Of course the ruling class has been forced to grant the workers some democratic rights such as the right to vote, free speech, free press, etc. But these freedoms, like everything else in capitalist society, have their class content: they mean one thing to the ruling class and quite another for the workers. For the capitalists, freedom of the press and free speech, as examples, mean the right to fill the air-waves and daily newspapers with their propaganda and lies and to use them freely to debate with each other. For the capitalists, elections are a way to settle differences among themselves, while making it look like everybody has equal say. For the working class, democratic rights are the fruits of previous struggles, and we fight to preserve them for they make it easier to organize and mobilize for the day when the capitalists will be overthrown. Nevertheless democratic rights for the masses are primarily a sham, a mask, to cover the real dictatorship of the capitalists. This becomes especially clear when democratic rights come into conflict with the most basic “freedom” of bourgeois society–the right of the capitalists to their “private property” and to exploit the labor of the workers. In the final analysis all their talk about democracy boils down to one thing. The ruling class decides by struggle and compromise within its own ranks, and among its paid politicians, how it will maintain its system of exploitation over the people. Democracy for an insignificant minority, democracy for the rich–that is the democracy of capitalist society. This situation can only be reversed by socialist revolution to overthrow capitalist rule.

There will be an end to all class distinction and consequently an end to the class-war.
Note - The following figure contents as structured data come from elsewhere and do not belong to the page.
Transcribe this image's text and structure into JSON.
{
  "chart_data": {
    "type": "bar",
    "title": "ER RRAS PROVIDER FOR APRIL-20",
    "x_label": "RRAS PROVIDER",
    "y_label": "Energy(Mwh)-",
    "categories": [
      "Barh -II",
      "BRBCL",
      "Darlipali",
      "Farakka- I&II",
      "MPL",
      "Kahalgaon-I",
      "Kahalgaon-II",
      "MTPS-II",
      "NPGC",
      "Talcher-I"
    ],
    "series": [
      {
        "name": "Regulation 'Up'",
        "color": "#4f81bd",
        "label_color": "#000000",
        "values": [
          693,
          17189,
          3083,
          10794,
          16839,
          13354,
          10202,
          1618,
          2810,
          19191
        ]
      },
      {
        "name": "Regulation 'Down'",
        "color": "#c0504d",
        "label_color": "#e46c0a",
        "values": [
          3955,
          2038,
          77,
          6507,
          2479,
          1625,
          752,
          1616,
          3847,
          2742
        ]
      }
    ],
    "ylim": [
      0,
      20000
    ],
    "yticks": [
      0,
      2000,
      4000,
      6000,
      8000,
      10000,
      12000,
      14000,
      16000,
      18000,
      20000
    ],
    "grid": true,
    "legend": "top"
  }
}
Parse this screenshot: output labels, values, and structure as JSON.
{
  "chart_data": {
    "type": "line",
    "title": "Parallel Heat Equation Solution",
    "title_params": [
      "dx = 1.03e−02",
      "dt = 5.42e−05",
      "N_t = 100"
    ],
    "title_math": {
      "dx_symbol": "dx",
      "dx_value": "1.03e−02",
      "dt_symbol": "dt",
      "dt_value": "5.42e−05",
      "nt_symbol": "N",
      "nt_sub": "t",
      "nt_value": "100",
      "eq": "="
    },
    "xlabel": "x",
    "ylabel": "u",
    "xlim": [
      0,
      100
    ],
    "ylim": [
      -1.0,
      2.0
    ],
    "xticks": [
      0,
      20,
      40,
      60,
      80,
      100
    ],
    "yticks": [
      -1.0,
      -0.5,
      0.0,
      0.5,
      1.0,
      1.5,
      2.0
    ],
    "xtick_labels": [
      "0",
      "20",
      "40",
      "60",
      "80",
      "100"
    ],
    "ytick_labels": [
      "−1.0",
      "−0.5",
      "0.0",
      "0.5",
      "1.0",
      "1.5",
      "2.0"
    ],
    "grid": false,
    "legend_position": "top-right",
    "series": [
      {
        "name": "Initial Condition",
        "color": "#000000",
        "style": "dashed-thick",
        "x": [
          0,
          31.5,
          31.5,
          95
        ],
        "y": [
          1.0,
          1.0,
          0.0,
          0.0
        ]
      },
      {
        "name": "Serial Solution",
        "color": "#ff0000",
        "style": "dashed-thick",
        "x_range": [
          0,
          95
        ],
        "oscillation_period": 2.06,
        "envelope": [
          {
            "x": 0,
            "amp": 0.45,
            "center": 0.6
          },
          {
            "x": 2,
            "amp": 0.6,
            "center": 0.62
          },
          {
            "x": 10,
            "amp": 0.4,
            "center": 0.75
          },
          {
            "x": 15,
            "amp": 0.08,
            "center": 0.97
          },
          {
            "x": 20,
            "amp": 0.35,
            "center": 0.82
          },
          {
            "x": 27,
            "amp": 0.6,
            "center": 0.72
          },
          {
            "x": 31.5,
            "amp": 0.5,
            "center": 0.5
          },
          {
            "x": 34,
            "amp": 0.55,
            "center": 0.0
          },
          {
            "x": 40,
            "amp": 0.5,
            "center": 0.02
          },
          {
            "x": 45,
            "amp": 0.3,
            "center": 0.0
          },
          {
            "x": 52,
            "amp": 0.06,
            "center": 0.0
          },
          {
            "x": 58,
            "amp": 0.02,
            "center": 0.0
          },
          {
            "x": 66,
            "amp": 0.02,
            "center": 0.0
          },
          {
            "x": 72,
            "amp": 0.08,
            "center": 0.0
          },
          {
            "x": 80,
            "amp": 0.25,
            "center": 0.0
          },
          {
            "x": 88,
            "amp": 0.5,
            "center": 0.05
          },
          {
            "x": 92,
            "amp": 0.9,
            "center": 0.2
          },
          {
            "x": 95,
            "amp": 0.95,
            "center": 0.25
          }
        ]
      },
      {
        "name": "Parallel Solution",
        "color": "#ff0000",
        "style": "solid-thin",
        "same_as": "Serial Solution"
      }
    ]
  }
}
All the members of society are at once and with equal title co-owners and co-producers. The State, in the oppressive sense of the word, will cease to exist, it being nothing more than a means of maintaining artificially, by force, order that a system of society, founded on the antagonism of interests would naturally give birth to. The government of men gives place to the administration of things. It is the reign of social peace and harmony. Commercial production of exchange-values with an end to realising profit will disappear, and be replaced by the co-operative production of use-values for consumption with a view to satisfying social wants. In place of robbing and exploiting one another, we will all help one another. Homo homini Deus, “Man is a god to man”.


When everyone in society can share equally in mental and manual work, in producing goods and services and managing the affairs of society; when the outlook of the working class, putting the common good above narrow, individual interests, has become second nature to members of society; when goods and services can be produced so abundantly that money is no longer needed to exchange them and they can be distributed to people solely according to their needs; then society will have reached socialism. Classes will have been completely eliminated, and the state as such will be replaced by the common administration of society by all its members. As this happens, throughout the world, mankind will have scaled a great mountain and will look out on a whole new horizon.